In the original play, the boy is mopey, a little vain, almost ridiculous. But Vienne took him more seriously. She often makes dances about teenagers because she thinks they see things better than other people. They’re old enough to know the world, but not so old they’ve learned to accept it. In their rage, she finds resistance—a brutal struggle against the life laid out for us in advance. In L Étang, the boy is not being melodramatic. His mother’s inattention is a true violence; she looks on while his father abuses him. Over time, the boy becomes so desperate that he begs her to insult him; if she screams, at least she’s noticed he’s there. At one point in the dance, we see Haenel’s body arch backwards as if pressed against a wall, the sound of choking erupting from her throat while her face registers nothing. It is a moment of wordless terror. After the dance premiered in France in 2021, Haenel said, “It’s a form of reclaiming the story of my life.”
During rehearsals, Haenel introduced Vienne to a novel about an heiress kidnapped by radicals. For years she lives with them, and soon she sees her old life in a new way: She finds that her parents, a media mogul and his philanthropist wife, disgust her, and she begins to criticize them publicly. Eventually, her family cannot bear her existence, so they try to orchestrate her death.
“It’s based on a true story,” Vienne tells me, but I have already recognized it as the story of Patty Hearst. I first heard it from an actress who left her abusive Hollywood husband at gunpoint. For her, Hearst’s narrative was a kind of parable, which in L’Etang is distilled into just a few lines: After the boy reveals he hasn’t taken his own life, he suspects his family would have preferred him dead. As a sad memory, he would be less dangerous.

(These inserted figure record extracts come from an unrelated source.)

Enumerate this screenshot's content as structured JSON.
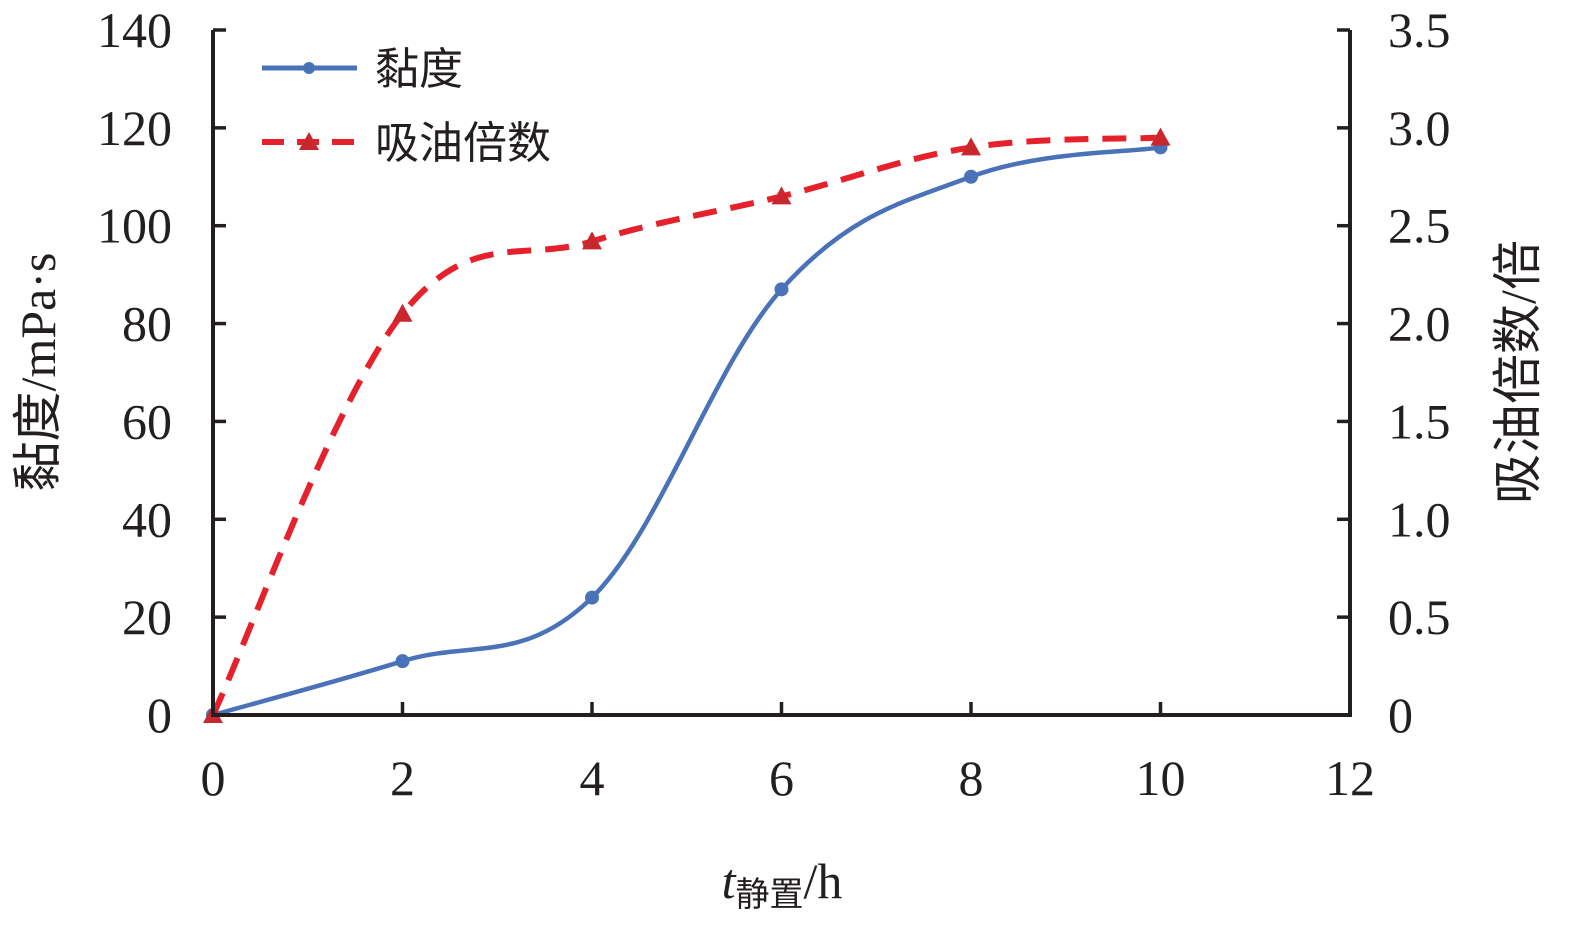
{
  "chart_data": {
    "type": "line",
    "x": [
      0,
      2,
      4,
      6,
      8,
      10
    ],
    "xlim": [
      0,
      12
    ],
    "xticks": [
      "0",
      "2",
      "4",
      "6",
      "8",
      "10",
      "12"
    ],
    "xlabel": {
      "main": "t",
      "subscript": "静置",
      "unit": "/h"
    },
    "ylabel_left": "黏度/mPa·s",
    "ylim_left": [
      0,
      140
    ],
    "yticks_left": [
      "0",
      "20",
      "40",
      "60",
      "80",
      "100",
      "120",
      "140"
    ],
    "ylabel_right": "吸油倍数/倍",
    "ylim_right": [
      0,
      3.5
    ],
    "yticks_right": [
      "0",
      "0.5",
      "1.0",
      "1.5",
      "2.0",
      "2.5",
      "3.0",
      "3.5"
    ],
    "grid": false,
    "legend_position": "top-left",
    "series": [
      {
        "name": "黏度",
        "axis": "left",
        "style": "solid",
        "marker": "circle",
        "color": "#4a72b8",
        "values": [
          0,
          11,
          24,
          87,
          110,
          116
        ]
      },
      {
        "name": "吸油倍数",
        "axis": "right",
        "style": "dashed",
        "marker": "triangle",
        "color": "#e5222c",
        "values": [
          0,
          2.05,
          2.42,
          2.65,
          2.9,
          2.95
        ]
      }
    ]
  }
}
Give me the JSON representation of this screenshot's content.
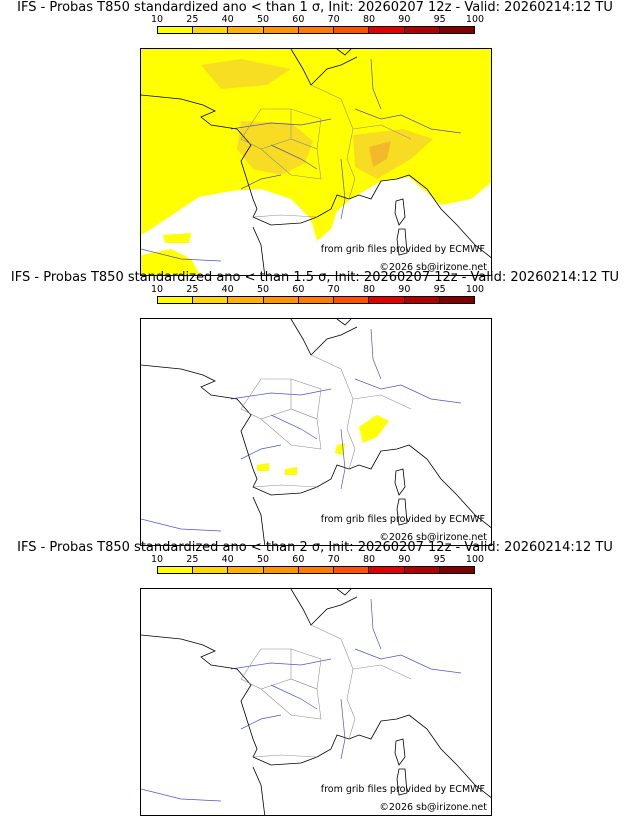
{
  "panels": [
    {
      "title": "IFS - Probas T850  standardized ano < than 1 σ, Init: 20260207 12z - Valid: 20260214:12 TU",
      "threshold_sigma": 1,
      "coverage": "wide"
    },
    {
      "title": "IFS - Probas T850  standardized ano < than 1.5 σ, Init: 20260207 12z - Valid: 20260214:12 TU",
      "threshold_sigma": 1.5,
      "coverage": "small"
    },
    {
      "title": "IFS - Probas T850  standardized ano < than 2 σ, Init: 20260207 12z - Valid: 20260214:12 TU",
      "threshold_sigma": 2,
      "coverage": "none"
    }
  ],
  "colorbar": {
    "labels": [
      "10",
      "25",
      "40",
      "50",
      "60",
      "70",
      "80",
      "90",
      "95",
      "100"
    ],
    "colors": [
      "#ffff00",
      "#ffd700",
      "#ffb000",
      "#ff9300",
      "#ff7a00",
      "#ff5000",
      "#e00000",
      "#b00000",
      "#800000"
    ]
  },
  "credits": {
    "source": "from grib files provided by ECMWF",
    "copyright": "©2026 sb@irizone.net"
  },
  "colors": {
    "coast": "#000000",
    "rivers": "#3333cc",
    "borders": "#888888",
    "proba_low": "#ffff00",
    "proba_mid": "#f5d030",
    "proba_high": "#f0b030"
  }
}
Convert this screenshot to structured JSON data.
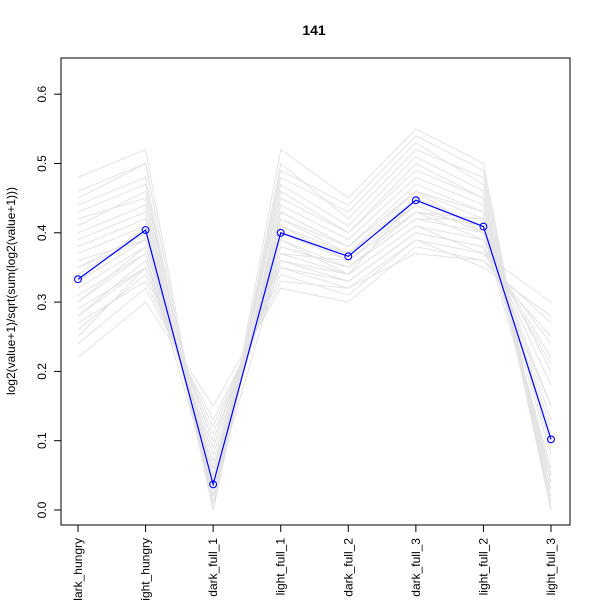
{
  "chart_data": {
    "type": "line",
    "title": "141",
    "xlabel": "",
    "ylabel": "log2(value+1)/sqrt(sum(log2(value+1)))",
    "categories": [
      "dark_hungry",
      "light_hungry",
      "dark_full_1",
      "light_full_1",
      "dark_full_2",
      "dark_full_3",
      "light_full_2",
      "light_full_3"
    ],
    "yticks": [
      "0.0",
      "0.1",
      "0.2",
      "0.3",
      "0.4",
      "0.5",
      "0.6"
    ],
    "ylim": [
      -0.02,
      0.65
    ],
    "grid": false,
    "highlight_series": {
      "values": [
        0.333,
        0.404,
        0.037,
        0.4,
        0.366,
        0.447,
        0.409,
        0.102
      ],
      "color": "#0000ff",
      "marker": "open-circle"
    },
    "background_series": {
      "color": "#e3e3e3",
      "description_count": 60,
      "values": [
        [
          0.35,
          0.4,
          0.03,
          0.41,
          0.37,
          0.44,
          0.4,
          0.05
        ],
        [
          0.3,
          0.38,
          0.05,
          0.38,
          0.35,
          0.42,
          0.42,
          0.1
        ],
        [
          0.42,
          0.45,
          0.0,
          0.45,
          0.4,
          0.5,
          0.45,
          0.0
        ],
        [
          0.25,
          0.35,
          0.1,
          0.35,
          0.33,
          0.4,
          0.38,
          0.15
        ],
        [
          0.38,
          0.42,
          0.02,
          0.43,
          0.38,
          0.47,
          0.43,
          0.03
        ],
        [
          0.28,
          0.36,
          0.08,
          0.37,
          0.36,
          0.43,
          0.39,
          0.2
        ],
        [
          0.45,
          0.5,
          0.0,
          0.5,
          0.42,
          0.52,
          0.48,
          0.0
        ],
        [
          0.33,
          0.41,
          0.04,
          0.39,
          0.34,
          0.45,
          0.41,
          0.08
        ],
        [
          0.22,
          0.3,
          0.15,
          0.32,
          0.3,
          0.38,
          0.36,
          0.25
        ],
        [
          0.4,
          0.44,
          0.01,
          0.44,
          0.39,
          0.48,
          0.44,
          0.02
        ],
        [
          0.36,
          0.39,
          0.06,
          0.4,
          0.37,
          0.46,
          0.4,
          0.12
        ],
        [
          0.31,
          0.37,
          0.03,
          0.36,
          0.34,
          0.41,
          0.37,
          0.3
        ],
        [
          0.48,
          0.52,
          0.0,
          0.52,
          0.45,
          0.55,
          0.5,
          0.0
        ],
        [
          0.27,
          0.33,
          0.12,
          0.34,
          0.31,
          0.39,
          0.35,
          0.28
        ],
        [
          0.34,
          0.4,
          0.05,
          0.41,
          0.36,
          0.43,
          0.42,
          0.09
        ],
        [
          0.39,
          0.43,
          0.02,
          0.42,
          0.38,
          0.46,
          0.43,
          0.04
        ],
        [
          0.29,
          0.35,
          0.09,
          0.36,
          0.33,
          0.4,
          0.38,
          0.22
        ],
        [
          0.43,
          0.47,
          0.0,
          0.47,
          0.41,
          0.51,
          0.46,
          0.01
        ],
        [
          0.32,
          0.38,
          0.07,
          0.38,
          0.35,
          0.42,
          0.4,
          0.15
        ],
        [
          0.37,
          0.41,
          0.03,
          0.42,
          0.37,
          0.45,
          0.41,
          0.06
        ],
        [
          0.24,
          0.32,
          0.13,
          0.33,
          0.32,
          0.37,
          0.36,
          0.27
        ],
        [
          0.41,
          0.46,
          0.01,
          0.46,
          0.4,
          0.49,
          0.45,
          0.03
        ],
        [
          0.35,
          0.39,
          0.04,
          0.4,
          0.36,
          0.44,
          0.4,
          0.11
        ],
        [
          0.26,
          0.34,
          0.11,
          0.35,
          0.32,
          0.39,
          0.37,
          0.24
        ],
        [
          0.44,
          0.48,
          0.0,
          0.48,
          0.43,
          0.53,
          0.47,
          0.0
        ],
        [
          0.3,
          0.37,
          0.06,
          0.37,
          0.34,
          0.41,
          0.39,
          0.18
        ],
        [
          0.38,
          0.42,
          0.02,
          0.43,
          0.38,
          0.46,
          0.42,
          0.05
        ],
        [
          0.33,
          0.39,
          0.05,
          0.39,
          0.35,
          0.43,
          0.41,
          0.13
        ],
        [
          0.46,
          0.5,
          0.0,
          0.49,
          0.44,
          0.54,
          0.49,
          0.0
        ],
        [
          0.28,
          0.35,
          0.1,
          0.36,
          0.33,
          0.4,
          0.38,
          0.21
        ]
      ]
    }
  }
}
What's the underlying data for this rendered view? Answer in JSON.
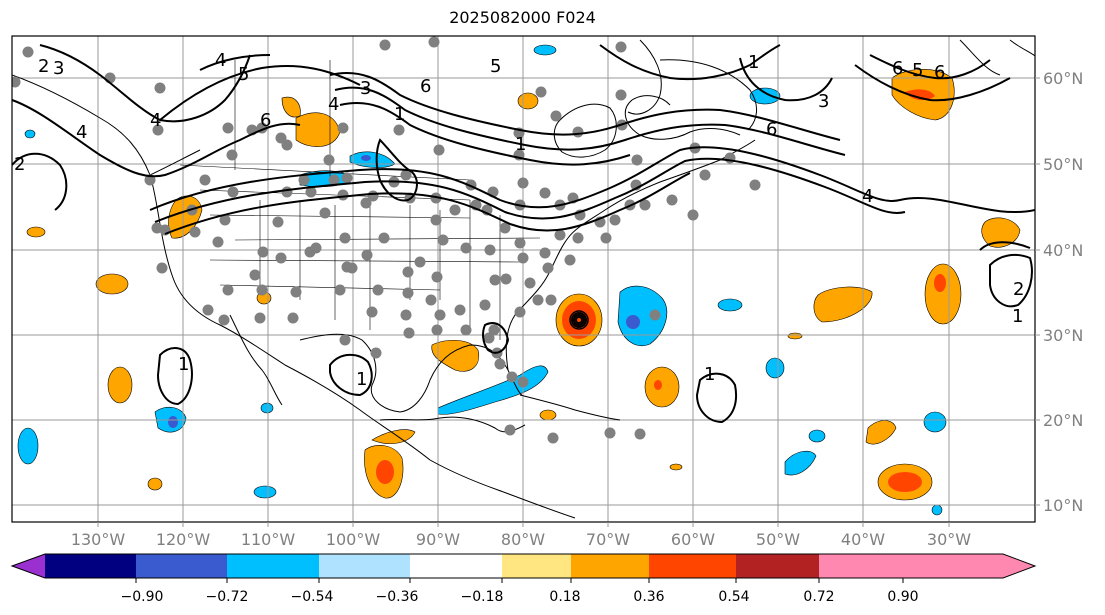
{
  "map": {
    "title": "2025082000 F024",
    "longitude_labels": [
      "130°W",
      "120°W",
      "110°W",
      "100°W",
      "90°W",
      "80°W",
      "70°W",
      "60°W",
      "50°W",
      "40°W",
      "30°W"
    ],
    "latitude_labels": [
      "60°N",
      "50°N",
      "40°N",
      "30°N",
      "20°N",
      "10°N"
    ],
    "contour_labels": [
      "2",
      "3",
      "4",
      "5",
      "6",
      "1",
      "4",
      "3",
      "1",
      "6",
      "5",
      "6",
      "3",
      "6",
      "1",
      "4",
      "1",
      "2",
      "1",
      "6",
      "5",
      "4",
      "4",
      "1",
      "1",
      "2"
    ]
  },
  "colorbar": {
    "tick_labels": [
      "−0.90",
      "−0.72",
      "−0.54",
      "−0.36",
      "−0.18",
      "0.18",
      "0.36",
      "0.54",
      "0.72",
      "0.90"
    ],
    "colors": [
      "#9b30d0",
      "#000080",
      "#3a5ad0",
      "#00bfff",
      "#aee2ff",
      "#ffffff",
      "#ffe680",
      "#ffa500",
      "#ff4500",
      "#b22222",
      "#ff88b0"
    ]
  }
}
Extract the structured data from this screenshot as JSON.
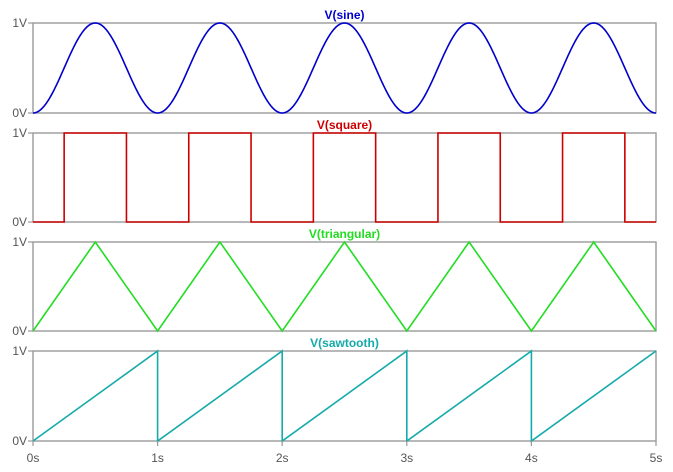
{
  "chart_data": [
    {
      "type": "line",
      "title": "V(sine)",
      "color": "#0000cc",
      "waveform": "sine",
      "period": 1,
      "amplitude_range": [
        0,
        1
      ],
      "x_unit": "s",
      "y_ticks": [
        "1V",
        "0V"
      ],
      "xlim": [
        0,
        5
      ],
      "ylim": [
        0,
        1
      ],
      "series": [
        {
          "x": [
            0,
            0.25,
            0.5,
            0.75,
            1,
            1.25,
            1.5,
            1.75,
            2,
            2.25,
            2.5,
            2.75,
            3,
            3.25,
            3.5,
            3.75,
            4,
            4.25,
            4.5,
            4.75,
            5
          ],
          "y": [
            0,
            0.5,
            1,
            0.5,
            0,
            0.5,
            1,
            0.5,
            0,
            0.5,
            1,
            0.5,
            0,
            0.5,
            1,
            0.5,
            0,
            0.5,
            1,
            0.5,
            0
          ]
        }
      ]
    },
    {
      "type": "line",
      "title": "V(square)",
      "color": "#cc0000",
      "waveform": "square",
      "x_unit": "s",
      "y_ticks": [
        "1V",
        "0V"
      ],
      "xlim": [
        0,
        5
      ],
      "ylim": [
        0,
        1
      ],
      "series": [
        {
          "x": [
            0,
            0.25,
            0.25,
            0.75,
            0.75,
            1.25,
            1.25,
            1.75,
            1.75,
            2.25,
            2.25,
            2.75,
            2.75,
            3.25,
            3.25,
            3.75,
            3.75,
            4.25,
            4.25,
            4.75,
            4.75,
            5
          ],
          "y": [
            0,
            0,
            1,
            1,
            0,
            0,
            1,
            1,
            0,
            0,
            1,
            1,
            0,
            0,
            1,
            1,
            0,
            0,
            1,
            1,
            0,
            0
          ]
        }
      ]
    },
    {
      "type": "line",
      "title": "V(triangular)",
      "color": "#22dd22",
      "waveform": "triangle",
      "x_unit": "s",
      "y_ticks": [
        "1V",
        "0V"
      ],
      "xlim": [
        0,
        5
      ],
      "ylim": [
        0,
        1
      ],
      "series": [
        {
          "x": [
            0,
            0.5,
            1,
            1.5,
            2,
            2.5,
            3,
            3.5,
            4,
            4.5,
            5
          ],
          "y": [
            0,
            1,
            0,
            1,
            0,
            1,
            0,
            1,
            0,
            1,
            0
          ]
        }
      ]
    },
    {
      "type": "line",
      "title": "V(sawtooth)",
      "color": "#16aaaa",
      "waveform": "sawtooth",
      "x_unit": "s",
      "y_ticks": [
        "1V",
        "0V"
      ],
      "xlim": [
        0,
        5
      ],
      "ylim": [
        0,
        1
      ],
      "series": [
        {
          "x": [
            0,
            1,
            1,
            2,
            2,
            3,
            3,
            4,
            4,
            5
          ],
          "y": [
            0,
            1,
            0,
            1,
            0,
            1,
            0,
            1,
            0,
            1
          ]
        }
      ]
    }
  ],
  "x_axis": {
    "ticks": [
      0,
      1,
      2,
      3,
      4,
      5
    ],
    "tick_labels": [
      "0s",
      "1s",
      "2s",
      "3s",
      "4s",
      "5s"
    ]
  },
  "frame_color": "#9a9a9a",
  "tick_color": "#555555"
}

When imagining how to change the world, Vienne thinks about things like social services and laws, but they ultimately feel superficial to her, like bandages. What she finds most important is how we see other people; how we reduce them to fit into our narrow vocabularies. “It’s the open door to killing,” Vienne says. Though she trained as a philosopher, she turned to dance because she believes it can say more. For her, the body has its own language, one every bit as important as what we say in words. When a man claims that a woman “said nothing,” Vienne finds it ridiculous because the body always speaks, whether or not you choose to hear it.
In L Étang, she plays a game with the limits of our attention: How closely will we watch a story of deep pain? The piece moves like a sports game replayed at one tenth the speed. By the time a motion reaches its end, you’ve forgotten where it began. The boy and his mother roll onto the stage so slowly you can barely see them move. To actually watch takes absolute concentration.
When Haenel’s disappearance was talked about in tabloids last spring, Vienne was amused. Haenel was performing in L’Étang on stages across the world; people only had to look up her name to know that. They were the ones who had decided these forms of expression did not count. For them, language outside a big-budget movie did not exist. They couldn’t conceive of it. Haenel was speaking—she always had been. They simply chose not to listen.
L’Étang is being performed at New York Live Arts from October 21-23.